Per poter pagare il debito, l'economia è stata rivolta verso l'esportazione e non verso il suo mercato interno. Per rendere i prodotti competitivi coi mercato estero, i salari devono necessariamente essere bassi e gli interessi alti. Per diminuire il consumo interno, affinché ci siano delle eccedenze esportabili, è necessario che i prezzi dei prodotti siano alti nel mercato interno, perché il popolo non li possa consumare.

Le conseguenze sono evidenti: l'aumento della miseria e della povertà, la fame, l'assistenza sanitaria precaria l'ingrandirsi delle favelas, la prostituzione, i minori abbandonati e la violenza urbana e rurale".

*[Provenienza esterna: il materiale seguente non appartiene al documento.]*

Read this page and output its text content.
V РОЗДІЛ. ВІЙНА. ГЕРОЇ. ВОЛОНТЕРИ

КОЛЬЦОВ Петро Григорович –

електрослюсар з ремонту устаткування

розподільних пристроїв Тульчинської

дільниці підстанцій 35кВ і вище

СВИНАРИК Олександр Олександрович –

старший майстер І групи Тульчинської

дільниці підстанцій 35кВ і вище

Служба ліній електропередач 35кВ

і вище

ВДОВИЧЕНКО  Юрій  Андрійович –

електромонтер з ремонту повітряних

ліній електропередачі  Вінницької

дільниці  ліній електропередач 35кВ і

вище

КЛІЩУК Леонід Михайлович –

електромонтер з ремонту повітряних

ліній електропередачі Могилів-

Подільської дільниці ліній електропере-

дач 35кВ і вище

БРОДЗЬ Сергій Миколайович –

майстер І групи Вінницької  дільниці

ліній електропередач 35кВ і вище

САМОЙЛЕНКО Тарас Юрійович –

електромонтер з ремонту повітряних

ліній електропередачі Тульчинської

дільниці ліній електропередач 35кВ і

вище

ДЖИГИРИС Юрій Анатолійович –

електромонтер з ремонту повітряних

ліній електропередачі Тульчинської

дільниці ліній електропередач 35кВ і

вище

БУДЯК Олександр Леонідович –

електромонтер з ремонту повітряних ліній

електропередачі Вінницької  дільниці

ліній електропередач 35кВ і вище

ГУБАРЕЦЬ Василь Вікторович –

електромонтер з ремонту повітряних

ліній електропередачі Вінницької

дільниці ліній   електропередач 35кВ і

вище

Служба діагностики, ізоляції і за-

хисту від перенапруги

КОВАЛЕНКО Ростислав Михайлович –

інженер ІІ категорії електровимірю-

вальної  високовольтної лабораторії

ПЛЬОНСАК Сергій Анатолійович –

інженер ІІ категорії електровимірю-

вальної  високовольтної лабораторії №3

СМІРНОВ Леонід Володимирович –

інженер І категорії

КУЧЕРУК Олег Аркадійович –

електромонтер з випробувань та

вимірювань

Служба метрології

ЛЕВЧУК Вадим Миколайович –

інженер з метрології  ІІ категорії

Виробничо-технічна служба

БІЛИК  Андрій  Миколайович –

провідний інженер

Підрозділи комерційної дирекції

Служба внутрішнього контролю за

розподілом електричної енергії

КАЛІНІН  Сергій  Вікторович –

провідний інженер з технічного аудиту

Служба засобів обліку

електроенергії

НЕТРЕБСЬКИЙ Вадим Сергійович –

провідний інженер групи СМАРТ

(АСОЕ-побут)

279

Pertanto, concetti come povero, emarginato, disoccupato non riescono a dare una vera comprensione dei modello economico che oggi determina i rapporti tra gli uomini. Per parlare della realtà di milioni di esseri umani espulsi dei processo produttivo dobbiamo usare il concetto di ESCLUSIONE SOCIALE.

L'ideologia che fonda questo processo di esclusione è il neoliberismo. Per il neoliberismo "il mercato è tutto. È l'assoluto, è il dogma, è lo spazio capace di risolvere tutti i problemi della società. Al buon funzionamento delle sue leggi si rimandano tutte le difficoltà. Il ruolo dello Stato, tanto delegittimato in America Latina, deve ridefinirsi in relazione al mercato. Soltanto a partire da questa prospettiva si riconosce l'esistenza di uomini liberi e uguali legati tra di loro dallo scambio, nel mercato, attraverso il principio della reciprocità. Se c'è reciprocità o se si attuano fedelmente le leggi dei mercato, si realizzerà un interscambio giusto tra gli uomini e pertanto si creeranno le condizioni idonee, reali e indispensabili per la vera libertà. Da quanto esposto in precedenza, si deduce che la libertà economica è il presupposto indispensabile per la libertà politica e delle altre libertà in generale. La libertà economica costituisce un fine in se stesso. Proprietà privata e contratto sociale sono istanze che in nessun momento possono essere trasgredite, perché costituiscono la base della libertà".